Use ComplexityPlotter to visualize benchmark and inference results.

from alg_o.plotting import ComplexityPlotter


plotter = ComplexityPlotter()
plotter.plot_analysis(result)

Notes:

  • plot_analysis(result) overlays measured times and best-fit predicted times.
  • plot_benchmark(benchmark_result) and plot_regression(regression_result) are also available.
  • matplotlib must be installed to use plotting.

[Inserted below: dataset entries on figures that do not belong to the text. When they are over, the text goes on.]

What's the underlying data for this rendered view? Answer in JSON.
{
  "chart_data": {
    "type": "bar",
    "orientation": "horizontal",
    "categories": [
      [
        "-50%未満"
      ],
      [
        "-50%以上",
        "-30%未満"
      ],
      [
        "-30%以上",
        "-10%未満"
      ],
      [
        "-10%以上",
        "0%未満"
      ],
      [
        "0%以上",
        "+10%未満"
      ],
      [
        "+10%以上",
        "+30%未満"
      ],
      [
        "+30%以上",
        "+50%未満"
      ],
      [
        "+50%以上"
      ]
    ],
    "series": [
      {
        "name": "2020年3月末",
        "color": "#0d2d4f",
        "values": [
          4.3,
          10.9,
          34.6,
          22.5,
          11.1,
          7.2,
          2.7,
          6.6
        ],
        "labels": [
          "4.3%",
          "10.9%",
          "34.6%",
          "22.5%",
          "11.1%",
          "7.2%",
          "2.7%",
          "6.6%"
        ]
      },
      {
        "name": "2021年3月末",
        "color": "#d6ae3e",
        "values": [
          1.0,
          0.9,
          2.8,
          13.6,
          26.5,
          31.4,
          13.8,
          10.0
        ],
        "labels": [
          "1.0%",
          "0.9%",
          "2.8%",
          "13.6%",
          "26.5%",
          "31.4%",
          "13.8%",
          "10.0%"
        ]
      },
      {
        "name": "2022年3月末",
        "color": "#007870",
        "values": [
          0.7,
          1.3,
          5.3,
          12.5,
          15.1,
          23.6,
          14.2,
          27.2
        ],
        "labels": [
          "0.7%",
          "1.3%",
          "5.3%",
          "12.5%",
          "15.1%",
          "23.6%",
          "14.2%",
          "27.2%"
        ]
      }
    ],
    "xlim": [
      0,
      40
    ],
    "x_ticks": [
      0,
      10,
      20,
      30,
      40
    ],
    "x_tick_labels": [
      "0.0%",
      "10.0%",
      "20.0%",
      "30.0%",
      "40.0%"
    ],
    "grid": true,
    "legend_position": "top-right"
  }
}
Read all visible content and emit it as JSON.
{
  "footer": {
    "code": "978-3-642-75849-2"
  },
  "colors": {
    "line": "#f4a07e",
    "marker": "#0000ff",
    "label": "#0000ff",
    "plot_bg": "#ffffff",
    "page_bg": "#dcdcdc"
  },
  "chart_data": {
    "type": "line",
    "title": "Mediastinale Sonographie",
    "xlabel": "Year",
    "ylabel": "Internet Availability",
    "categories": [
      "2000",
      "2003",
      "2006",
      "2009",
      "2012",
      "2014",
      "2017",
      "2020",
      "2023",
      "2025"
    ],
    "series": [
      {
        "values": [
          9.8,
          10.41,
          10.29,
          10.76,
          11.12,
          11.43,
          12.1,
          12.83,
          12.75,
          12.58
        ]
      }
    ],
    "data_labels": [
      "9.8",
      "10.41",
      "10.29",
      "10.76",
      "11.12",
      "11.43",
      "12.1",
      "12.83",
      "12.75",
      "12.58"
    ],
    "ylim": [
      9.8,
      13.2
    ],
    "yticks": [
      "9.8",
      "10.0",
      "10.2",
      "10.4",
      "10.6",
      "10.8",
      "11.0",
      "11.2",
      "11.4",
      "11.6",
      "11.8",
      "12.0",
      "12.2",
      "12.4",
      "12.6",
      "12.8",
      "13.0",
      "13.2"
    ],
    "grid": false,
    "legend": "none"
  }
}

Available Complexity Models

The default regression engine compares:

  • O(1)
  • O(log n)
  • O(n)
  • O(n log n)
  • O(n^2)
  • O(n^3)

Current Limitations

  • Complexity estimation is empirical: it provides a best fit from measurements, not a formal proof.
  • Function parameters must be annotated; missing annotations are rejected.
  • Supported generated types are currently int, float, str, list[T], and dict[K, V].
  • Dictionary key generation currently supports only int, float, and str key types.

About

Python library to empirically estimate the time complexity of functions by benchmarking execution time over increasing input sizes and fitting results to standard complexity models.